Giving it your best shot on the greens
Published 09/11/2011 | 05:00
PUTTING -- is it an art or a science? Are good putters born and not made? If you decide that's the case and you're not a 'born' or 'natural' putter, are you better off as a handicap golfer just trusting to instinct and giving it a lash in hope rather than certainty?
Personally, I fall into the latter category -- or at least I did until I saw that the appliance of science and technology could open up a new comprehension of performance on the greens.
Shane O'Grady, professional at Black Bush GC near Dunshaughlin, Co Meath, certainly doesn't subscribe to the 'hit and hope' philosophy on the putting green.
In fact, he believes so strongly that putting is a key aspect of golf that he has added a custom-built putting bay to his teaching facilities at Black Bush.
The bay is kitted out with six cameras for visual feedback from different angles and a SAM (Science And Motion) putting lab, which provides full statistical read-outs from exactly what's happening on your putting stroke.
There's also an 'Explanar' putting machine to give the proper feel for the stroke and a loft and lie machine for custom fitting a new putter or adjusting the 'magic wand' that a player is currently using.
It's weather-proof and illustrates precisely to a golfer what they're doing technique-wise.
O'Grady won't get any arguments from any golfer (amateur or professional) about the importance of good performances on the greens.
We all appreciate the maddening but uncompromising truth in golf, that a putt holed from half an inch is the same value as a 350-yard drive -- in other words, one stroke.
It just isn't fair, is it?
You smash a beautiful drive hundreds of yards down the fairway and yet there are no bonus points for this spectacular shot, whereas there's no glory in a tap-in from an inch or two.
Golf ain't fair, though, and given that anything up to half the strokes of your scorecard are due to putting, it would seem appropriate that this aspect of the game should be given serious attention.
The funny thing is that male golfers, in particular, tend not to take putting lessons.
However, when you are shown exactly what you're doing in the putting stroke, it opens the mind in a way that verbal instruction can't achieve.
That's what happened when O'Grady filmed my stroke in his putting bay.
When I watched a slow-motion playback of my putt, it clearly showed the ball to be fractionally -- but definitely -- in the air over the first couple of feet.

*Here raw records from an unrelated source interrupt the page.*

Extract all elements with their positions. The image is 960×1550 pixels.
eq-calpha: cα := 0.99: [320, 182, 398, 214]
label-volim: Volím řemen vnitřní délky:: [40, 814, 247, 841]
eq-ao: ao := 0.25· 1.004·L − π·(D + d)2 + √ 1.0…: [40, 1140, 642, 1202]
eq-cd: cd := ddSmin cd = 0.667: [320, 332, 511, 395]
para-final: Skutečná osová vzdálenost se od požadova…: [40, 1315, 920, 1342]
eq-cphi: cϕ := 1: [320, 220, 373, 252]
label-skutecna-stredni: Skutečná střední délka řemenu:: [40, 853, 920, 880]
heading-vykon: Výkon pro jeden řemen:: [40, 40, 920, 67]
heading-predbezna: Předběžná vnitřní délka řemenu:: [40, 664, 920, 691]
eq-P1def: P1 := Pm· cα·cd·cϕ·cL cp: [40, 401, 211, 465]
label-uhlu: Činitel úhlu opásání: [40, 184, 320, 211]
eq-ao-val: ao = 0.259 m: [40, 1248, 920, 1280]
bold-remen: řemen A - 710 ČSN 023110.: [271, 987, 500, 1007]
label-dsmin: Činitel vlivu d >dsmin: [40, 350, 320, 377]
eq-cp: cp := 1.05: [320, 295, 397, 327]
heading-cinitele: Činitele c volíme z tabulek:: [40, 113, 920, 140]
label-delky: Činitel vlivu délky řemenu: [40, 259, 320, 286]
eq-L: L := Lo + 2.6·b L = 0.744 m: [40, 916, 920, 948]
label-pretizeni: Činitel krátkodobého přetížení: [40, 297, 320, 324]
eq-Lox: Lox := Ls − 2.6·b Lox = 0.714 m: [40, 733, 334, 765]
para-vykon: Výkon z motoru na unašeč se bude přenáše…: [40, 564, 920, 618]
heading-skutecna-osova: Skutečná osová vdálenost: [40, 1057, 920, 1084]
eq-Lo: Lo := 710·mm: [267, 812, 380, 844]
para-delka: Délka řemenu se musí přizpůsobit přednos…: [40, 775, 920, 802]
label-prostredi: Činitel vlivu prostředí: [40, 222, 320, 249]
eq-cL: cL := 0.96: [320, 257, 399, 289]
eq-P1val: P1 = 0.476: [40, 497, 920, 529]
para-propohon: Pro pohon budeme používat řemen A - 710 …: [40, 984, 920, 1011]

It was hard to credit.
You make a putt, the ball rolls along the ground, right? Nope, that's not what was happening with my stroke but I'd never have seen that with the naked eye.
"A lot of golfers think that putting is all about luck and maybe 'feel', that putting is not a skill in itself," O'Grady said.
"There's a sense that it's the easiest part of the game and there's a perception that it's a weakness if you take a putting lesson.
"Golfers start out at the game being fascinated with the challenge of hitting the ball a long distance, so they think the easy part is the putting."
He added: "They don't see that, whatever about the rest of your game, if you are putting well, that's the quickest way to score well and to lose shots off your handicap."
O'Grady believes that one method doesn't suit everyone, so he adapts his teaching to the individual, but said: "There are certain basics that work.
"I've never seen a good putter that doesn't get good roll on the ball and I've never seen a good putter that doesn't keep the putter face square at impact.
"When the pressure is on and adrenalin is in your system, if your hands don't understand how to make those two things happen, it won't work for you.
"If you're shaking with nerves and the putter wants to go left, it will go more left, whereas if your method is good and you understand and know what it is you are attempting to do, you can perform better under pressure.
"Every golfer, no matter how good, gets nervous when the pressure is on. Anyone that says different is a liar, so you have to find a way to perform when you need to.
"What I believe is that confidence comes from knowing and understanding what you're doing.
"There's a balance. Too much concentration on mechanics is poor as well. What you have to do is work on your method behind the scenes, like now during the winter to get ready for the spring, and let the stroke execute itself.
"Then you practice on having a good routine so that allows the stroke to happen. That's my belief and through the years, the people I work with have won a lot of championships."
The Ballinasloe-born pro, who honed the phenomenal short-game and putting skills of the Maguire twins, Leona and Lisa, until their arrangement ended earlier this year, is one of the Leinster provincial coaches who are doing sterling work in developing young stars of the future.
"The whole structure is working very well," he added. "I'd say over the next five or six years you're going to see a new batch of talent emerging from Leinster."